Researchers say the new nodes will bolster a patchy system of some 440 boreholes, run by research organizations and private companies like Norilsk Nickel, that had been in place since the collapse of the Soviet Union. “There was no national system at all, which was such a shame, and now we may get one,” says Dmitry Streletskiy, a climatologist at George Washington University who co-leads the Circumpolar Active Layer Monitoring program, which has supported more than 250 sites globally and 75 in Russia since the 1990s with funding from the U.S. National Science Foundation. “I’ve been arguing for years that we need one.”

The origin of the national monitoring system can be traced to a 2020 report authored by researchers from permafrost-focused institutes in Russia and commissioned by Alexander Kozlov, who was then minister for the development of the Russian Far East and Arctic. Kozlov later became the minister of natural resources and the environment, where he oversaw plans for the current system, which will be operated by Roshydromet, the state weather agency that operates under the aegis of the environment ministry.
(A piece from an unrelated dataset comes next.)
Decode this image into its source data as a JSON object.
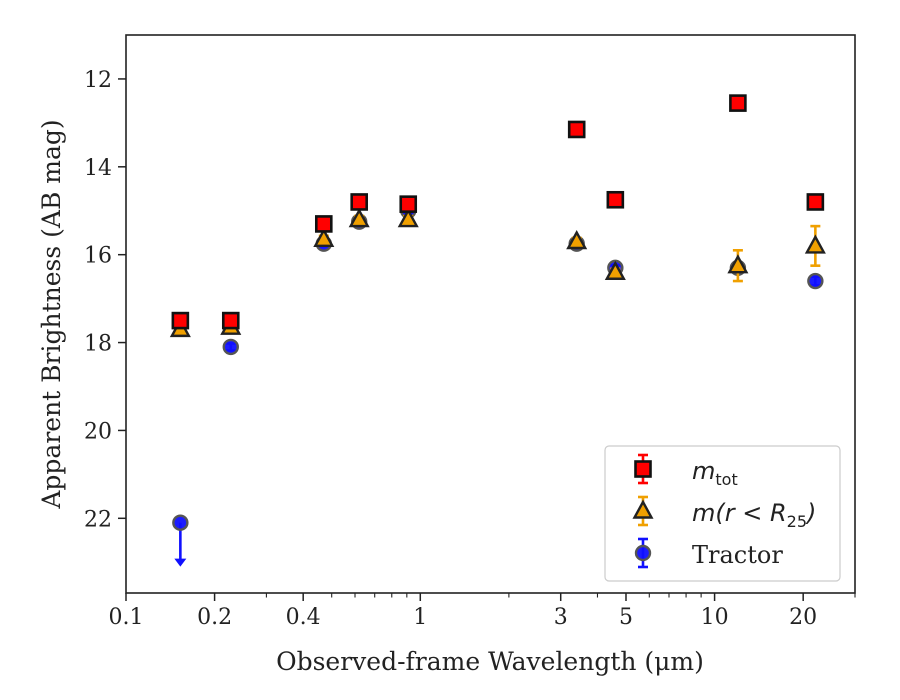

Marat Sadurtdinov, who heads the Earth Cryosphere Institute in Tyumen and was a co-author of the report, is disappointed by the current plan. In the report, the researchers called for a larger $160 million system that would have tracked other parameters in addition to temperature, such as moisture or ice content, and would have been operated by an independent interagency entity.
Sadurtdinov is concerned that the system will not gather enough information to provide warnings to the owners of vulnerable roads, pipelines, and buildings, and that Roshydromet’s weather stations may not be the ideal locations for permafrost measurements. “We’ve talked about this everywhere, and the ministry knows it and is listening to us,” Sadurtdinov says.
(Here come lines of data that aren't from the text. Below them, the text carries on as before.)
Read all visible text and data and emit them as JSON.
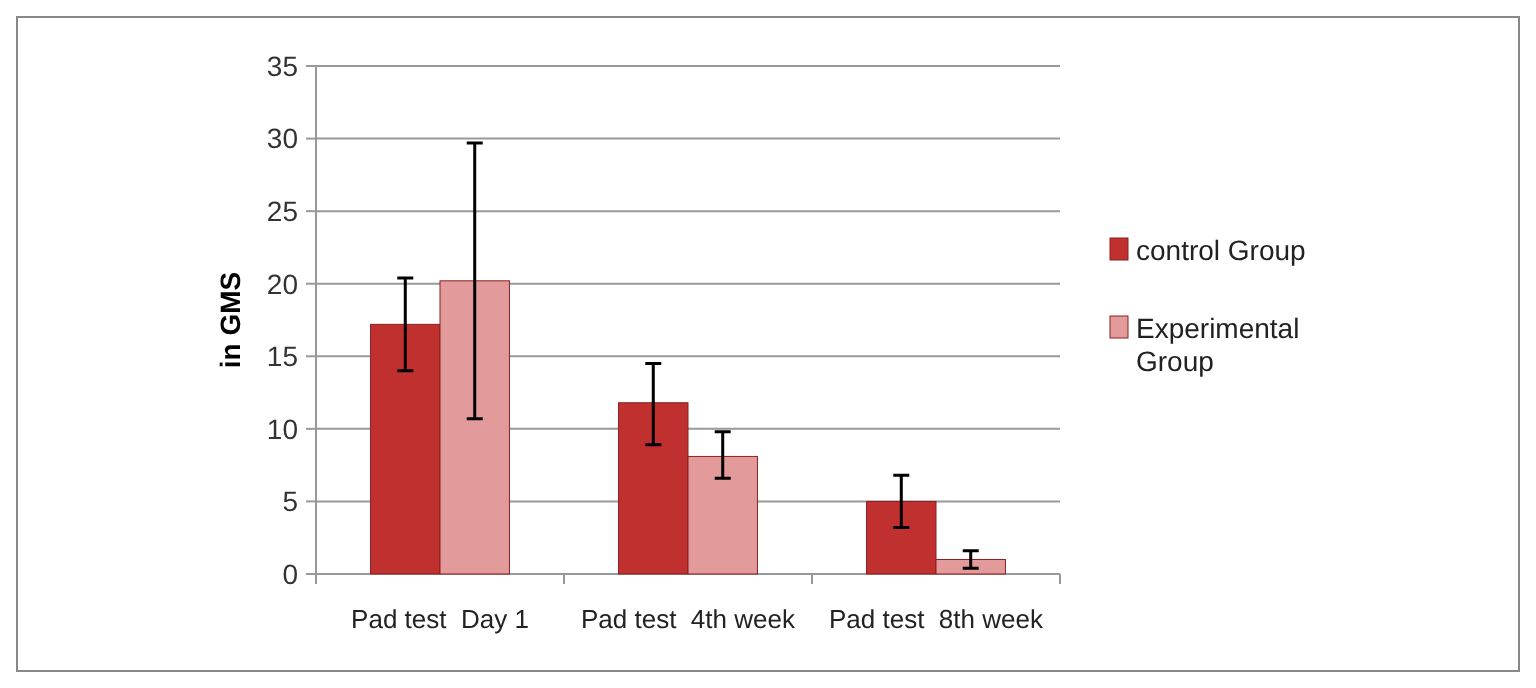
{
  "chart_data": {
    "type": "bar",
    "ylabel": "in GMS",
    "categories": [
      "Pad test  Day 1",
      "Pad test  4th week",
      "Pad test  8th week"
    ],
    "series": [
      {
        "name": "control Group",
        "color": "#c0302f",
        "values": [
          17.2,
          11.8,
          5.0
        ],
        "errors": [
          [
            14.0,
            20.4
          ],
          [
            8.9,
            14.5
          ],
          [
            3.2,
            6.8
          ]
        ]
      },
      {
        "name": "Experimental Group",
        "color": "#e29a9a",
        "values": [
          20.2,
          8.1,
          1.0
        ],
        "errors": [
          [
            10.7,
            29.7
          ],
          [
            6.6,
            9.8
          ],
          [
            0.4,
            1.6
          ]
        ]
      }
    ],
    "ylim": [
      0,
      35
    ],
    "yticks": [
      0,
      5,
      10,
      15,
      20,
      25,
      30,
      35
    ],
    "grid": "y",
    "legend": "right"
  }
}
In a statement provided to Science, the environment ministry insists there is “no contradiction” between the commissioned report and its plans. It says Roshydromet was picked to lead the system in part because attaching the permafrost stations to the existing network of weather stations will minimize costs. Roshydromet has assigned the design and rollout of the system to the Arctic and Antarctic Research Institute (AARI), which currently has five permafrost monitoring sites in the Russian Arctic. Aleksandr Makarov, AARI director, says the first nodes could be deployed this summer.

The nodes would add to the sparse data sets used to calibrate climate models that predict changes in permafrost. Knowing how fast the permafrost is warming and thawing is critical to assessing the fate of the trillion or more tons of carbon in the frozen organic matter—more than the atmosphere now holds. Once it thaws, microbes could decompose the organic matter and release the carbon to the air—exacerbating global warming via the so-called “permafrost feedback.” Researchers rely on models, says Oleg Anisimov, who heads climate change research at the State Hydrological Institute, because “you can’t stick a sensor into every swamp to see what’s going on with carbon emissions.”

Adding sensors for carbon dioxide and methane would make the network even more powerful, says Guido Grosse, who studies permafrost at the Alfred Wegener Institute. But he agrees that even temperature data can help calibrate the modeling estimates for permafrost carbon fluxes, and he hopes researchers outside Russia will have access to the readings via the Global Terrestrial Network for Permafrost, which gathers data from existing boreholes. “It’s important that the data becomes available to the scientific community at large—not 10 years from now but as soon as possible,” he says.